Изменить размер шрифта - +
Ночью револьвер всегда был у него под рукой. Я тщетно пыталась отучить его от этой мании, спрашивала, чего он боится...
     - Вот этот револьвер, не так ли?
     - Наверное... Да... Признаюсь, я никогда не обращала на него особого внимания: терпеть не могу ничего такого, чем можно убить.
     - Вы признаете возможность и даже вероятность самоубийства?
     - Наверное, у него был период депрессии. Вот уже несколько дней он ходил мрачный, тревожился...
     - Из-за этих статей в "Светоче Центра"?
     - Не знаю... Думаю, что да...
     - Когда здесь все опечатали?
     - Сегодня утром. Я помню, он был очень любезен с судебным исполнителем и даже сам спустился в погреб за бутылкой старого вина, чтобы предложить ему выпить. Он сказал: "Это не в первый раз и, конечно, не в последний..." Помню, он прибавил: "Признайтесь, если бы на свете не было таких людей, как я, вам не на что было бы жить. Выходит, мы лучшие друзья всем судебным исполнителям". Я думаю, он бросал вызов судьбе. Потому-то я и не ожидала того, что произошло.
     Она держалась неуверенно, тихонько плакала.
     - Мне даже не дают посмотреть на него под тем предлогом, что для меня это слишком страшно... Что теперь будет, господин комиссар? У меня никого нет, кроме детей. И нет ничего своего. Все опечатано. Нет даже сантима на похороны.
     Комиссар повернулся к Эдгару, а тот сказал ему вполголоса:
     - Я зайду к вам. Нам нужно поговорить. Разве оба они не были государственными чиновниками?
     - Я еще не знаю, каким образом все устроится, сударыня. Сейчас мне просто необходимо составить протокол. Поверьте, мне неудобно, что я должен.., должен...
     Наконец-то! Хоть с этим покончено. Он уходил, пятясь, бросив понимающий взгляд на Эдгара.
     Остались только члены семьи. Марта, невестка, сказала;
     - Маме обязательно нужно поесть. Я займусь этим вместе с Жозефом... А где кухарка?

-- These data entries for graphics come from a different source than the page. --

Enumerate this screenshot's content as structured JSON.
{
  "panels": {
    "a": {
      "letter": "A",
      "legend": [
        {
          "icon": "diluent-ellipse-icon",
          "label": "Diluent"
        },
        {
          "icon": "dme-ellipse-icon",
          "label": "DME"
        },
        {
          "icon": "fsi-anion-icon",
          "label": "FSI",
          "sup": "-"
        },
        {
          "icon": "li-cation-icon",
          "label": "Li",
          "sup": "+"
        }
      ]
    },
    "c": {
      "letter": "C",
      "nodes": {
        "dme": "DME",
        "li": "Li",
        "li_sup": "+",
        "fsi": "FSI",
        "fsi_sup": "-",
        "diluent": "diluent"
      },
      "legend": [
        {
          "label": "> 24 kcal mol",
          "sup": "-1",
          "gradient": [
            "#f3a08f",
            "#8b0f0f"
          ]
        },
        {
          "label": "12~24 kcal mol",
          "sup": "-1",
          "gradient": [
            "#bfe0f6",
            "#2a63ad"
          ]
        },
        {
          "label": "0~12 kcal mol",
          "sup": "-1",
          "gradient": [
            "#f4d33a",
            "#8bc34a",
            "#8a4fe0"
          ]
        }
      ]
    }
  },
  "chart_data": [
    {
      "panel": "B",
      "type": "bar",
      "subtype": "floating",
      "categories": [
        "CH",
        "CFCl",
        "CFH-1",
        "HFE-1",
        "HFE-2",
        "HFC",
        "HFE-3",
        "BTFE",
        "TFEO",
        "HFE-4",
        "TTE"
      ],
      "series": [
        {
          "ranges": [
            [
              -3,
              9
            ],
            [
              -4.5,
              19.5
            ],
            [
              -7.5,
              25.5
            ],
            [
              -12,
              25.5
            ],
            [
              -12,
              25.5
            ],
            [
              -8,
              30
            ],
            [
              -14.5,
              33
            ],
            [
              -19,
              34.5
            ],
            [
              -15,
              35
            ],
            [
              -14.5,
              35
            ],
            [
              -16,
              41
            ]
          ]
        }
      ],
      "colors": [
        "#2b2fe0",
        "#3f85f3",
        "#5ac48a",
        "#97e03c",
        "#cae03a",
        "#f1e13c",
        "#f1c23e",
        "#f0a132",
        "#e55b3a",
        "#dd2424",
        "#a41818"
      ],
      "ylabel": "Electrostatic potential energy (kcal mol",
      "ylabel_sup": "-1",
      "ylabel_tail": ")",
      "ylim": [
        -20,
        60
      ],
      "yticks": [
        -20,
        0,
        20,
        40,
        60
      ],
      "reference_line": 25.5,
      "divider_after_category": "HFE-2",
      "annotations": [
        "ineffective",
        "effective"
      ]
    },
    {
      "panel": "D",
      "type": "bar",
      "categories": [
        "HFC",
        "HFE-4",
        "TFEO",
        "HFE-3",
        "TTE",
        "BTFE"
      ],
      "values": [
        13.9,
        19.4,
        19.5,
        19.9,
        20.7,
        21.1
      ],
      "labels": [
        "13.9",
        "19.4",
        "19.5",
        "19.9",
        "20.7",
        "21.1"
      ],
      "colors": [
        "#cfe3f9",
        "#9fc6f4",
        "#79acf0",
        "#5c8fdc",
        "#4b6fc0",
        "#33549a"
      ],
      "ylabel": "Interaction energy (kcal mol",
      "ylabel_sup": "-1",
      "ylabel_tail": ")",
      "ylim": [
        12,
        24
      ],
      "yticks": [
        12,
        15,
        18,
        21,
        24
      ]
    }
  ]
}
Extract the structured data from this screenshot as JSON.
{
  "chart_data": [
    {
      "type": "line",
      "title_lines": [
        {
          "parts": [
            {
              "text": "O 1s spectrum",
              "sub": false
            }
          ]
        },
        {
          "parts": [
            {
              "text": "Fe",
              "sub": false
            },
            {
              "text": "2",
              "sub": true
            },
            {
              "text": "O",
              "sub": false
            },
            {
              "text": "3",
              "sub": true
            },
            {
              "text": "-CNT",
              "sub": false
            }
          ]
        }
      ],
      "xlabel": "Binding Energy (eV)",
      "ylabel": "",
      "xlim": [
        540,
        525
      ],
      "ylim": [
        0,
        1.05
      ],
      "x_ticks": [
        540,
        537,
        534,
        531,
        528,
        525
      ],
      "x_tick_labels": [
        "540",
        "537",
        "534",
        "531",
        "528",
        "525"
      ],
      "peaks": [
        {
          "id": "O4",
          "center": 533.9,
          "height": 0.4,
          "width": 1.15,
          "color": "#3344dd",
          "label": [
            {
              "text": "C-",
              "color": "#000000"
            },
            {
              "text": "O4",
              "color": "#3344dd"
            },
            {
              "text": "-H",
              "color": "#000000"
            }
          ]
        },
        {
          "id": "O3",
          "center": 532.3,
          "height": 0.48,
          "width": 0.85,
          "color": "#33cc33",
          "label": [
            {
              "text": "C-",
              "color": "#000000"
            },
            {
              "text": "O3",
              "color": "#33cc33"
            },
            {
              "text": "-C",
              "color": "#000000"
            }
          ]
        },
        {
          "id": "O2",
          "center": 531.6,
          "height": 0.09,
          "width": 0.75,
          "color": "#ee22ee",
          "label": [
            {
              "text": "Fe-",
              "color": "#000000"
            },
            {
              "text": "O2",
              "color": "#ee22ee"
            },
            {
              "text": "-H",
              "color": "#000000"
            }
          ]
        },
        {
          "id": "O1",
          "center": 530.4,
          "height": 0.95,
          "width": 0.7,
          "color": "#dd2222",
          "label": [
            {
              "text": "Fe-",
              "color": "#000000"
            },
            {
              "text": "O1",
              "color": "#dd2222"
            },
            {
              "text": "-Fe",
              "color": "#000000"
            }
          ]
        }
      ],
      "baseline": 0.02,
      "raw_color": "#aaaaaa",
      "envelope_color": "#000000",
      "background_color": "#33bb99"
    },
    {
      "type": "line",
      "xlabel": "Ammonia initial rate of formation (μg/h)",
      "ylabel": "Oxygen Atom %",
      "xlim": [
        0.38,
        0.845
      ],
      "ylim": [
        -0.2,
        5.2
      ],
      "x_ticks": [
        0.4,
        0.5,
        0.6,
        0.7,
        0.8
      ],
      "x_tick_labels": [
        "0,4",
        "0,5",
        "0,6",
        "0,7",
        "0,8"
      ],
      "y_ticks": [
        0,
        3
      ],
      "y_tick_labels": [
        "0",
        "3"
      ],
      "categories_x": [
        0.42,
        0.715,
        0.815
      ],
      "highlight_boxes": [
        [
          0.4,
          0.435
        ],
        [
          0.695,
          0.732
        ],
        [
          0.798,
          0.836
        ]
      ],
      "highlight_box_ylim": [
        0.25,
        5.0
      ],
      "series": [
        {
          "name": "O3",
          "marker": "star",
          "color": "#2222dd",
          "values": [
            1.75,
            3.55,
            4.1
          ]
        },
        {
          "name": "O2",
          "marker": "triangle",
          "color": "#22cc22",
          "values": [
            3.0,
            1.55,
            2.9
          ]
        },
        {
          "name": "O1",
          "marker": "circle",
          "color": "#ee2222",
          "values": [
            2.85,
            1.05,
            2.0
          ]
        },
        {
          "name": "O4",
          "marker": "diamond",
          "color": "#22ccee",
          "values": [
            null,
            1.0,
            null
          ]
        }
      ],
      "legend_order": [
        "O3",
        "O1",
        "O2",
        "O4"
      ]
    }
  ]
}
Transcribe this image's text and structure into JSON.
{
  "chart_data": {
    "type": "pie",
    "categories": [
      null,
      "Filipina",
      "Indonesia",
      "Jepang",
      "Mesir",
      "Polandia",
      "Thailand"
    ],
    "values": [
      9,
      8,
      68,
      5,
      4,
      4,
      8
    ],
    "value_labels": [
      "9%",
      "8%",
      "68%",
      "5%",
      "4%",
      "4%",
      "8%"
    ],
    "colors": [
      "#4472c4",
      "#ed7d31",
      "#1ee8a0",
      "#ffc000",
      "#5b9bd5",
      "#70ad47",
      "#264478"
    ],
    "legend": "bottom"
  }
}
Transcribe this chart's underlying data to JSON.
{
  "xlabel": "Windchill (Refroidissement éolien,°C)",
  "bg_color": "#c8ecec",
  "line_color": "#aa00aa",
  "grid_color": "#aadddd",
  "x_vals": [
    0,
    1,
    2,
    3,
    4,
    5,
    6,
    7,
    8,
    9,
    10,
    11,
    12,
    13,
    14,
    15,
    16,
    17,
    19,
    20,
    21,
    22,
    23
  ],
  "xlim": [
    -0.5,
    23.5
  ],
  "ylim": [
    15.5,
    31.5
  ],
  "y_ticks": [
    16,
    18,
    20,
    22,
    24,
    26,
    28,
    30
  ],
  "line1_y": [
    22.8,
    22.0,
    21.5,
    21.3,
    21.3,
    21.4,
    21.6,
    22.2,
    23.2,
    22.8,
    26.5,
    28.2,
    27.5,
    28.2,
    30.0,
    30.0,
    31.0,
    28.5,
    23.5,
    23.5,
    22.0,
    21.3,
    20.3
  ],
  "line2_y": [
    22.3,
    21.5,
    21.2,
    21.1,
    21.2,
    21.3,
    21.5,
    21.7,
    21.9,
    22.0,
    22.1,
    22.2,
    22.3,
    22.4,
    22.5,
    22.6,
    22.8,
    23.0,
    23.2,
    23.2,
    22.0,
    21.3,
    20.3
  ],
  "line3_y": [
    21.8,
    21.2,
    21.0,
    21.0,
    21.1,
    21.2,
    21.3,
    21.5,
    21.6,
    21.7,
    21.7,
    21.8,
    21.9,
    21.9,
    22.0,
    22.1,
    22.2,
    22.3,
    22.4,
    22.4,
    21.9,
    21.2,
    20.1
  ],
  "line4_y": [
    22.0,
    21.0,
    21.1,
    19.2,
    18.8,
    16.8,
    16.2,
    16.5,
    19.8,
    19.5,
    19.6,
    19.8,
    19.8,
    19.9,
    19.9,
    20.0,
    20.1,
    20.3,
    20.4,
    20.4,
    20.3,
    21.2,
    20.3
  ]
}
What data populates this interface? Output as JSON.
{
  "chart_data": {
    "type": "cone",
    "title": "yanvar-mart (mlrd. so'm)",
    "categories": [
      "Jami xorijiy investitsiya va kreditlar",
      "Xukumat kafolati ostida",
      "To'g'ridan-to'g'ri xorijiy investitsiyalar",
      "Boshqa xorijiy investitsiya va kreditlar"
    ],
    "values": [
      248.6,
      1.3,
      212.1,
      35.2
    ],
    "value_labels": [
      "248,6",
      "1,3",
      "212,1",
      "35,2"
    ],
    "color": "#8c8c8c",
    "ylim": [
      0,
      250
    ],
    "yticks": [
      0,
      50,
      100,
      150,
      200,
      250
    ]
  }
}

     - Жюли вчера ушла от нас.
     - ч - Мы посмотрим с Жозефом.
     Эжен Малу лежал в комнате с опечатанными шкафами, совсем один, под простыней, закрывавшей его обезображенное лицо.
     - Я хотел бы знать, мама...
     - Сядь. Я не люблю разговаривать, когда собеседник ходит взад и вперед.
     - Я хотел бы знать, страховой полис...
     - Твой отец продал его в прошлом месяце, так что на это нам нечего рассчитывать.
     Ален потихоньку вышел. Никто не обращал на него внимания. Мать с Эдгаром сидели в креслах у камина. Г-жа Малу снова закурила.
     Ален пересек коридор и вошел в комнату, где его охватил холод, потому что уже три дня, как кончился уголь и центральное отопление в доме не работало.
     Он не пытался взглянуть на отца. Сел на низенький стул возле кровати, скрестив руки на коленях, и сидел неподвижно, ни на что не глядя, даже на простыню, под которой обрисовывалось тело покойника.
     Прошло довольно много времени, прежде чем он услышал звонок, потом шаги. Но это принадлежало к другому миру, и он не обратил внимания на шум. Еще один женский голос, голос его сестры. Ему это было безразлично. Он не думал о том, что она только что приехала поездом и теперь ей рассказывают о происшедшем.
     В пустой квартире кто-то позвал:
     - Ален! Ален!
     Дверь в его комнату отворилась и снова закрылась.